The first chapter reviews recent developments in affinity chromatography and
describes the synthesis of an affinity linker toolbox with both affinity-dependent and
affinity-independent linkers. These linkers are functionalised with an azide moiety for
use in CuAAC coupling to alkynyl derivatives of bioactive small molecules and have
been modified to include photoreactive groups giving a series of linkers for use in the
identification of less abundant, or low affinity, proteins.

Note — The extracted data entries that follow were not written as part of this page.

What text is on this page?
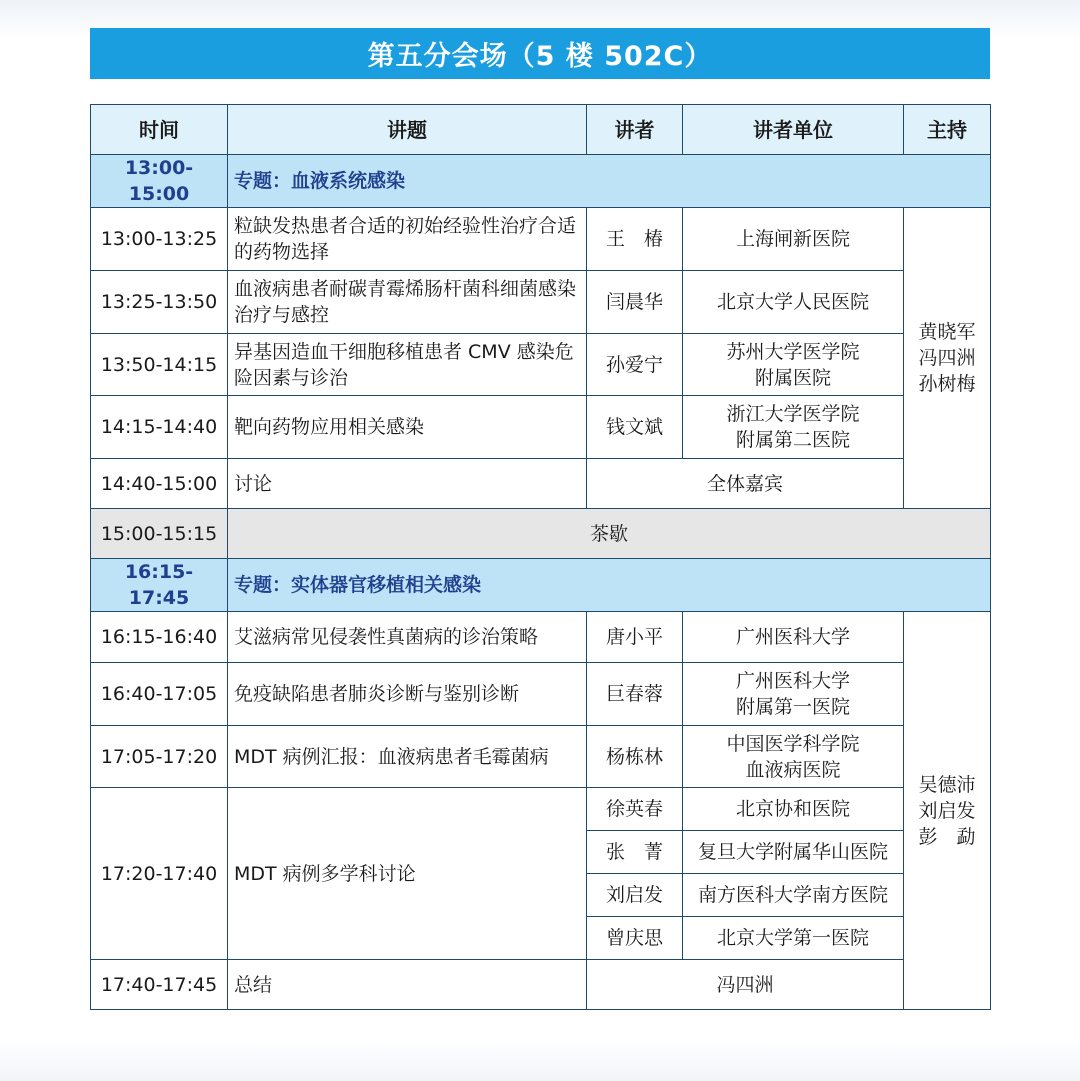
第五分会场（5 楼 502C）
时间	讲题	讲者	讲者单位	主持
13:00-15:00	专题：血液系统感染			
13:00-13:25	粒缺发热患者合适的初始经验性治疗合适的药物选择	王　椿	上海闸新医院	黄晓军
冯四洲
孙树梅

13:25-13:50	血液病患者耐碳青霉烯肠杆菌科细菌感染治疗与感控	闫晨华	北京大学人民医院	
13:50-14:15	异基因造血干细胞移植患者 CMV 感染危险因素与诊治	孙爱宁	苏州大学医学院
附属医院	

14:15-14:40	靶向药物应用相关感染	钱文斌	浙江大学医学院
附属第二医院	

14:40-15:00	讨论	全体嘉宾		
15:00-15:15	茶歇			
16:15-17:45	专题：实体器官移植相关感染			
16:15-16:40	艾滋病常见侵袭性真菌病的诊治策略	唐小平	广州医科大学	吴德沛
刘启发
彭　勐

16:40-17:05	免疫缺陷患者肺炎诊断与鉴别诊断	巨春蓉	广州医科大学
附属第一医院	

17:05-17:20	MDT 病例汇报：血液病患者毛霉菌病	杨栋林	中国医学科学院
血液病医院	

17:20-17:40	MDT 病例多学科讨论	徐英春	北京协和医院	
		张　菁	复旦大学附属华山医院	
		刘启发	南方医科大学南方医院	
		曾庆思	北京大学第一医院	
17:40-17:45	总结	冯四洲		
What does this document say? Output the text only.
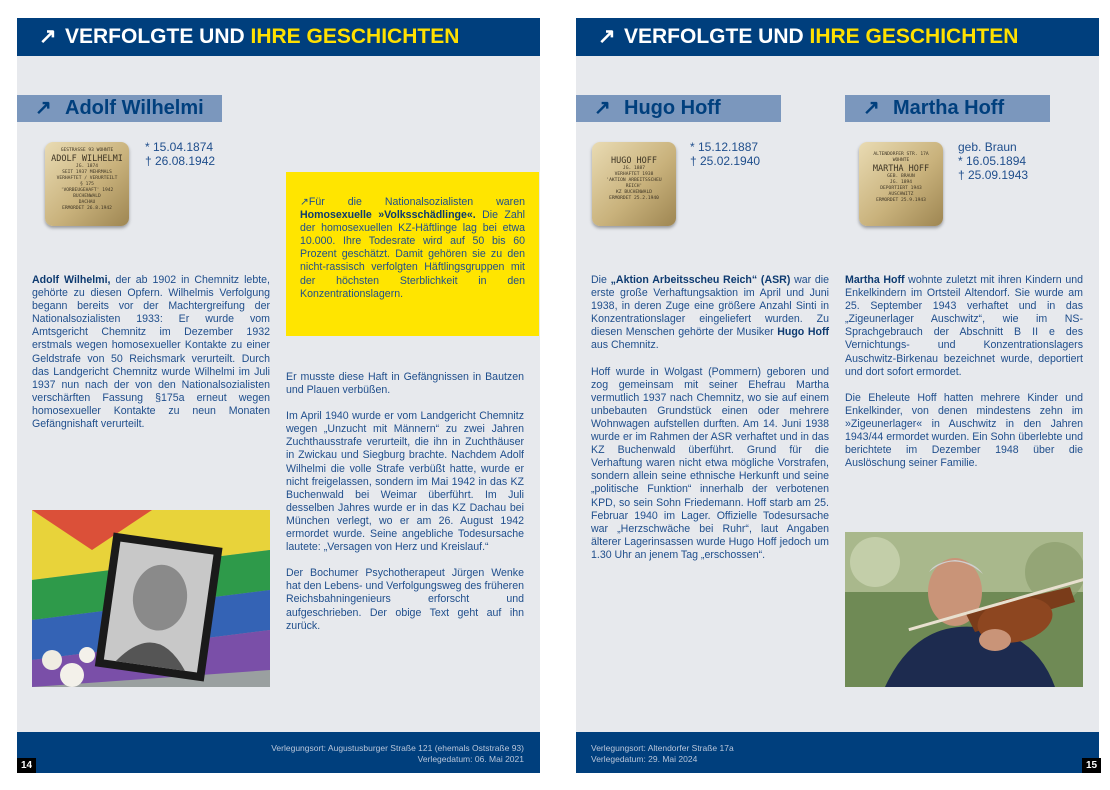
↗ VERFOLGTE UND IHRE GESCHICHTEN
↗ Adolf Wilhelmi
GESTRASSE 93 WOHNTE
ADOLF WILHELMI
JG. 1874
SEIT 1937 MEHRMALS
VERHAFTET / VERURTEILT
§ 175
'VORBEUGEHAFT' 1942
BUCHENWALD
DACHAU
ERMORDET 26.8.1942
* 15.04.1874
† 26.08.1942
↗Für die Nationalsozialisten waren Homosexuelle »Volksschädlinge«. Die Zahl der homosexuellen KZ-Häftlinge lag bei etwa 10.000. Ihre Todesrate wird auf 50 bis 60 Prozent geschätzt. Damit gehören sie zu den nicht-rassisch verfolgten Häftlingsgruppen mit der höchsten Sterblichkeit in den Konzentrationslagern.

Adolf Wilhelmi, der ab 1902 in Chemnitz lebte, gehörte zu diesen Opfern. Wilhelmis Verfolgung begann bereits vor der Machtergreifung der Nationalsozialisten 1933: Er wurde vom Amtsgericht Chemnitz im Dezember 1932 erstmals wegen homosexueller Kontakte zu einer Geldstrafe von 50 Reichsmark verurteilt. Durch das Landgericht Chemnitz wurde Wilhelmi im Juli 1937 nun nach der von den Nationalsozialisten verschärften Fassung §175a erneut wegen homosexueller Kontakte zu neun Monaten Gefängnishaft verurteilt.

Er musste diese Haft in Gefängnissen in Bautzen und Plauen verbüßen.

Im April 1940 wurde er vom Landgericht Chemnitz wegen „Unzucht mit Männern“ zu zwei Jahren Zuchthausstrafe verurteilt, die ihn in Zuchthäuser in Zwickau und Siegburg brachte. Nachdem Adolf Wilhelmi die volle Strafe verbüßt hatte, wurde er nicht freigelassen, sondern im Mai 1942 in das KZ Buchenwald bei Weimar überführt. Im Juli desselben Jahres wurde er in das KZ Dachau bei München verlegt, wo er am 26. August 1942 ermordet wurde. Seine angebliche Todesursache lautete: „Versagen von Herz und Kreislauf.“

Der Bochumer Psychotherapeut Jürgen Wenke hat den Lebens- und Verfolgungsweg des früheren Reichsbahningenieurs erforscht und aufgeschrieben. Der obige Text geht auf ihn zurück.

Verlegungsort: Augustusburger Straße 121 (ehemals Oststraße 93)
Verlegedatum: 06. Mai 2021
14
↗ VERFOLGTE UND IHRE GESCHICHTEN
↗ Hugo Hoff	↗ Martha Hoff
HUGO HOFF
JG. 1887
VERHAFTET 1938
'AKTION ARBEITSSCHEU
REICH'
KZ BUCHENWALD
ERMORDET 25.2.1940
* 15.12.1887
† 25.02.1940	ALTENDORFER STR. 17A
WOHNTE
MARTHA HOFF
GEB. BRAUN
JG. 1894
DEPORTIERT 1943
AUSCHWITZ
ERMORDET 25.9.1943
geb. Braun
* 16.05.1894
† 25.09.1943

Die „Aktion Arbeitsscheu Reich“ (ASR) war die erste große Verhaftungsaktion im April und Juni 1938, in deren Zuge eine größere Anzahl Sinti in Konzentrationslager eingeliefert wurden. Zu diesen Menschen gehörte der Musiker Hugo Hoff aus Chemnitz.

Hoff wurde in Wolgast (Pommern) geboren und zog gemeinsam mit seiner Ehefrau Martha vermutlich 1937 nach Chemnitz, wo sie auf einem unbebauten Grundstück einen oder mehrere Wohnwagen aufstellen durften. Am 14. Juni 1938 wurde er im Rahmen der ASR verhaftet und in das KZ Buchenwald überführt. Grund für die Verhaftung waren nicht etwa mögliche Vorstrafen, sondern allein seine ethnische Herkunft und seine „politische Funktion“ innerhalb der verbotenen KPD, so sein Sohn Friedemann. Hoff starb am 25. Februar 1940 im Lager. Offizielle Todesursache war „Herzschwäche bei Ruhr“, laut Angaben älterer Lagerinsassen wurde Hugo Hoff jedoch um 1.30 Uhr an jenem Tag „erschossen“.

Martha Hoff wohnte zuletzt mit ihren Kindern und Enkelkindern im Ortsteil Altendorf. Sie wurde am 25. September 1943 verhaftet und in das „Zigeunerlager Auschwitz“, wie im NS-Sprachgebrauch der Abschnitt B II e des Vernichtungs- und Konzentrationslagers Auschwitz-Birkenau bezeichnet wurde, deportiert und dort sofort ermordet.

Die Eheleute Hoff hatten mehrere Kinder und Enkelkinder, von denen mindestens zehn im »Zigeunerlager« in Auschwitz in den Jahren 1943/44 ermordet wurden. Ein Sohn überlebte und berichtete im Dezember 1948 über die Auslöschung seiner Familie.

Verlegungsort: Altendorfer Straße 17a
Verlegedatum: 29. Mai 2024
15
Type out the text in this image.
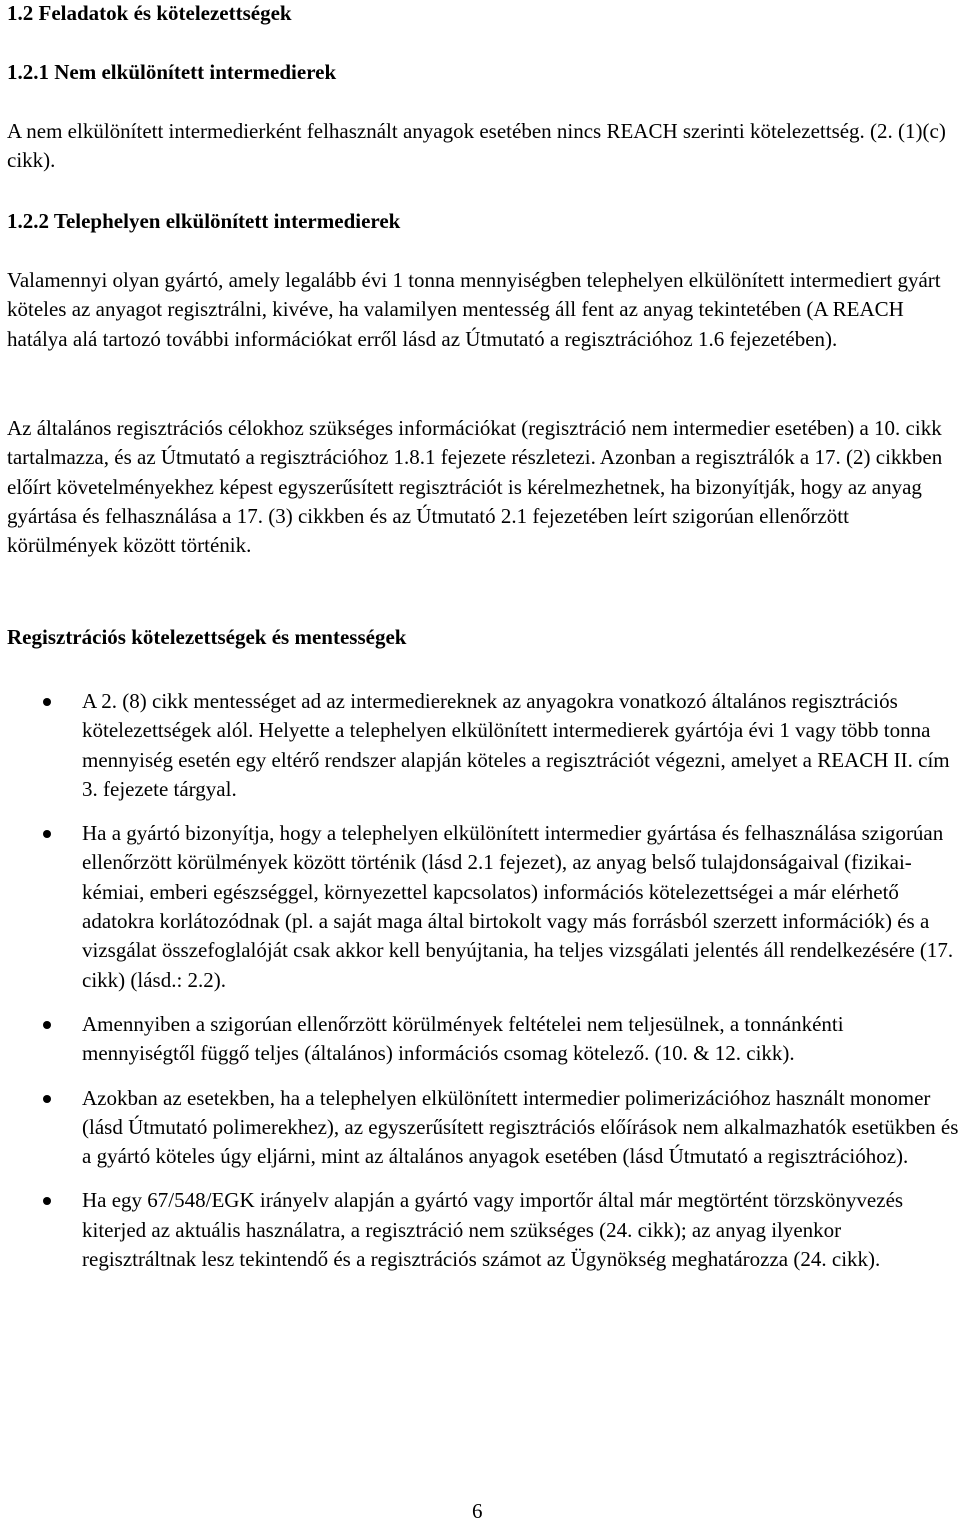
1.2 Feladatok és kötelezettségek
1.2.1 Nem elkülönített intermedierek

A nem elkülönített intermedierként felhasznált anyagok esetében nincs REACH szerinti kötelezettség. (2. (1)(c) cikk).

1.2.2 Telephelyen elkülönített intermedierek

Valamennyi olyan gyártó, amely legalább évi 1 tonna mennyiségben telephelyen elkülönített intermediert gyárt köteles az anyagot regisztrálni, kivéve, ha valamilyen mentesség áll fent az anyag tekintetében (A REACH hatálya alá tartozó további információkat erről lásd az Útmutató a regisztrációhoz 1.6 fejezetében).

Az általános regisztrációs célokhoz szükséges információkat (regisztráció nem intermedier esetében) a 10. cikk tartalmazza, és az Útmutató a regisztrációhoz 1.8.1 fejezete részletezi. Azonban a regisztrálók a 17. (2) cikkben előírt követelményekhez képest egyszerűsített regisztrációt is kérelmezhetnek, ha bizonyítják, hogy az anyag gyártása és felhasználása a 17. (3) cikkben és az Útmutató 2.1 fejezetében leírt szigorúan ellenőrzött körülmények között történik.

Regisztrációs kötelezettségek és mentességek
A 2. (8) cikk mentességet ad az intermediereknek az anyagokra vonatkozó általános regisztrációs kötelezettségek alól. Helyette a telephelyen elkülönített intermedierek gyártója évi 1 vagy több tonna mennyiség esetén egy eltérő rendszer alapján köteles a regisztrációt végezni, amelyet a REACH II. cím 3. fejezete tárgyal.
Ha a gyártó bizonyítja, hogy a telephelyen elkülönített intermedier gyártása és felhasználása szigorúan ellenőrzött körülmények között történik (lásd 2.1 fejezet), az anyag belső tulajdonságaival (fizikai-kémiai, emberi egészséggel, környezettel kapcsolatos) információs kötelezettségei a már elérhető adatokra korlátozódnak (pl. a saját maga által birtokolt vagy más forrásból szerzett információk) és a vizsgálat összefoglalóját csak akkor kell benyújtania, ha teljes vizsgálati jelentés áll rendelkezésére (17. cikk) (lásd.: 2.2).
Amennyiben a szigorúan ellenőrzött körülmények feltételei nem teljesülnek, a tonnánkénti mennyiségtől függő teljes (általános) információs csomag kötelező. (10. & 12. cikk).
Azokban az esetekben, ha a telephelyen elkülönített intermedier polimerizációhoz használt monomer (lásd Útmutató polimerekhez), az egyszerűsített regisztrációs előírások nem alkalmazhatók esetükben és a gyártó köteles úgy eljárni, mint az általános anyagok esetében (lásd Útmutató a regisztrációhoz).
Ha egy 67/548/EGK irányelv alapján a gyártó vagy importőr által már megtörtént törzskönyvezés kiterjed az aktuális használatra, a regisztráció nem szükséges (24. cikk); az anyag ilyenkor regisztráltnak lesz tekintendő és a regisztrációs számot az Ügynökség meghatározza (24. cikk).
6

The first drug investigated, anisomycin (ANS), is a small molecule which was initially
introduced as an antibiotic drug (Flagecidin). At nanomolar concentrations ANS has
been shown to affect the mitogen activated protein kinase (MAPK) pathways;
downstream effects of these pathways are thought to play a role in a range of
pathological disorders such as Alzheimer’s disease, cancer and spinal muscular
atrophy (SMA). ANS is thus a candidate for drug repurposing. Although the
downstream effects of MAPK/SAPK pathway activation induced by anisomycin are
well-documented, the cellular target has yet to be revealed. Previous work by the
Hulme group has shown that the N-propargyl anisomycin derivative (I) retains the
biological activity of the lead compound ANS. Thus to evaluate the cellular protein
targets, N-propargyl ANS (I) was coupled onto the linker toolbox to create an ANS
affinity probe library as described in chapter 2.
The second drug investigated, fingolimod, was introduced as an immunomodulating
drug (Glienya) for the treatment of multiple sclerosis (MS). This small molecule has
also been shown to have anti-cancer properties in a range of cancer cell lines; however
the precise mechanism by which this is effected is unknown. Literature precedent
shows that terminal modification of fingolimod generates analogues which still retain
biological activity. Thus a novel fingolimod alkyne derivative (II) was synthesised
and used to create an affinity probe library as described in chapter 3.
Chapter 4 describes affinity pull-down experiments conducted with the aim of finding
the protein target(s) of ANS and fingolimod, using the affinity probe libraries
generated in chapters 2 and 3. This chapter concludes with a discussion of the
implications of these findings and directions for future study.